In der Realität sieht es anders aus: Die jüngeren, weiblichen Besucher möchten primär Muskulatur aufbauen oder an einem attraktiven Äußeren arbeiten. Knapp die Hälfte aller Studiomitglieder ist noch unter 40 Jahre alt, weshalb Studiobetreiber dabei also auch die jüngere Zielgruppe nicht außer Acht lassen sollten.

Galt das Krafttraining früher eher als verpönt unter den weiblichen Studiogästen, entdeckt diese Zielgruppe immer mehr die immensen Vorteile dieser Trainingsart. Studiobetreiber können an dieser Stelle mit entsprechenden Konzepten und Kampagnen den „Ladys“ beispielsweise Functional-Trainings Angebote schmackhaft machen. Hierzu benötigt es ein passendes Kommunikationskonzept, welches sich von der Ansprache an die männlichen Gäste unterscheidet.

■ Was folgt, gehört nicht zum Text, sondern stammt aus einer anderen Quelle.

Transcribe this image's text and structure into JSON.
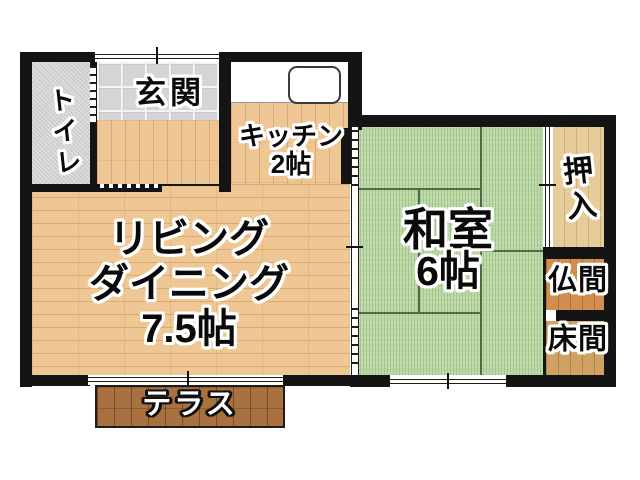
{
  "plan_type": "floor-plan",
  "rooms": {
    "toilet": {
      "name": "トイレ"
    },
    "entrance": {
      "name": "玄関"
    },
    "kitchen": {
      "name": "キッチン",
      "size": "2帖"
    },
    "living_dining": {
      "name_line1": "リビング",
      "name_line2": "ダイニング",
      "size": "7.5帖"
    },
    "japanese_room": {
      "name": "和室",
      "size": "6帖"
    },
    "closet": {
      "name": "押入"
    },
    "buddhist_altar_room": {
      "name": "仏間"
    },
    "tokonoma_alcove": {
      "name": "床間"
    },
    "terrace": {
      "name": "テラス"
    }
  },
  "colors": {
    "wall": "#141414",
    "wood_flooring": "#eec795",
    "tatami_green": "#bcd9a5",
    "tatami_grid_line": "#4c6b47",
    "entrance_tile": "#d5d5d8",
    "toilet_floor": "#e6e6e6",
    "closet_wood": "#e6cb9b",
    "butsuma_wood": "#d28e4e",
    "tokonoma_wood": "#cfa263",
    "terrace_wood": "#a8713f",
    "background": "#ffffff"
  }
}
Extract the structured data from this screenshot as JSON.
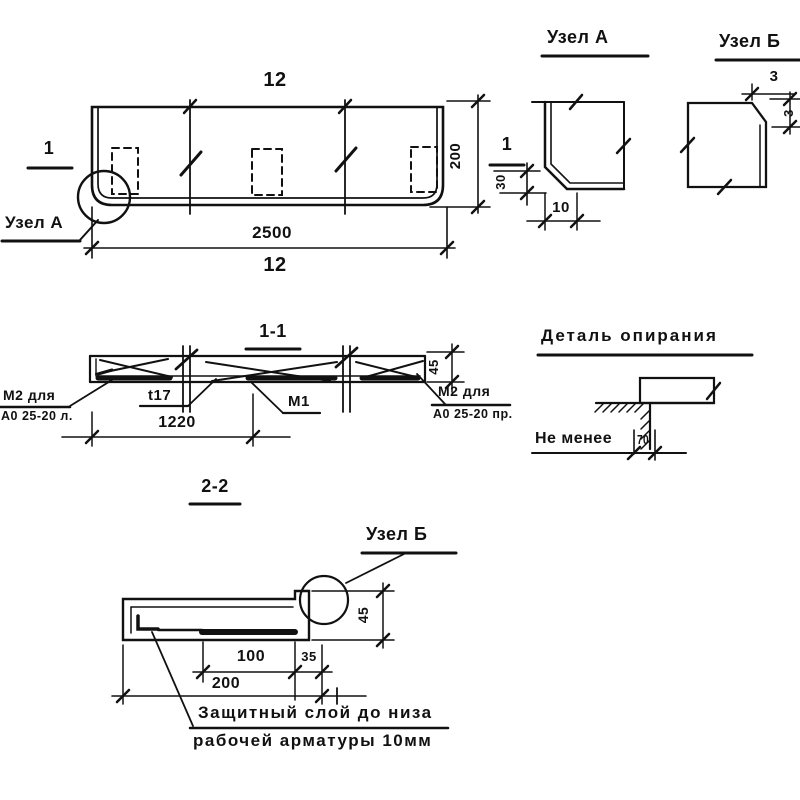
{
  "plan": {
    "dim_top": "12",
    "dim_length": "2500",
    "dim_bottom": "12",
    "dim_height": "200",
    "dim_flange": "30",
    "section_mark": "1",
    "callout_node_a": "Узел А"
  },
  "node_a": {
    "title": "Узел А",
    "dim_bottom": "10"
  },
  "node_b": {
    "title": "Узел Б",
    "dim_top": "3",
    "dim_side": "3"
  },
  "section11": {
    "title": "1-1",
    "mesh_left_line1": "М2 для",
    "mesh_left_line2": "А0 25-20 л.",
    "bar_label": "t17",
    "mesh_mid": "М1",
    "mesh_right_line1": "М2 для",
    "mesh_right_line2": "А0 25-20 пр.",
    "dim_span": "1220",
    "dim_depth": "45"
  },
  "support": {
    "title": "Деталь опирания",
    "note_text": "Не менее",
    "note_value": "70"
  },
  "section22": {
    "title": "2-2",
    "callout_node_b": "Узел Б",
    "dim_bar": "100",
    "dim_edge": "35",
    "dim_total": "200",
    "dim_depth": "45",
    "note_line1": "Защитный слой до низа",
    "note_line2": "рабочей арматуры 10мм"
  }
}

Betrachten wir das Thema doch auch mal Geschlechter übergreifend: Immer mehr Studiokunden haben bereits die 50-Jahre-Marke überschritten. So liegt der Anteil der 50 bis 60-Jährigen bei 25%. Der Anteil der Personen 60plus liegt bereits bei 11,5 %. Dadurch spielen gesundheitsorientierte Aspekte eine zunehmend wichtigere Rolle. Auch an dieser Stelle können Clubbetreiber mit Angeboten zum gezielten Muskeltraining punkten, beispielsweise mit EMS-Training oder Kursen zur Stabilisierung der Rückenmuskulatur. Vor allem regelmäßige Check-ups und die vielfältigen Methoden, die die Anamnese bietet, sind ein erfolgreiches Instrument, damit sich die Mitglieder optimal betreut fühlen – und das gilt nicht „nur“ für die weiblichen Kunden.

Der gemeinsame Nenner

Es ist sicher keine revolutionäre Erkenntnis, dass Krafttraining bei den Herren der Schöpfung nach wie vor populär ist. Da wie zuvor beschrieben auch die weiblichen Studiomitglieder diese Trainingsform immer mehr zu schätzen wissen, müssen Studiobetreiber nicht direkt in neue Gerätschaften investieren, um die „Zielgruppe Frauen“ zu erreichen. Vielmehr geht es darum, die richtige Ansprache zu finden und das vorhandene Equipment durch ein auf die Zielgruppe zugeschnittenes Kommunikationskonzept entsprechend an die Kundinnen und Kunden zu bringen.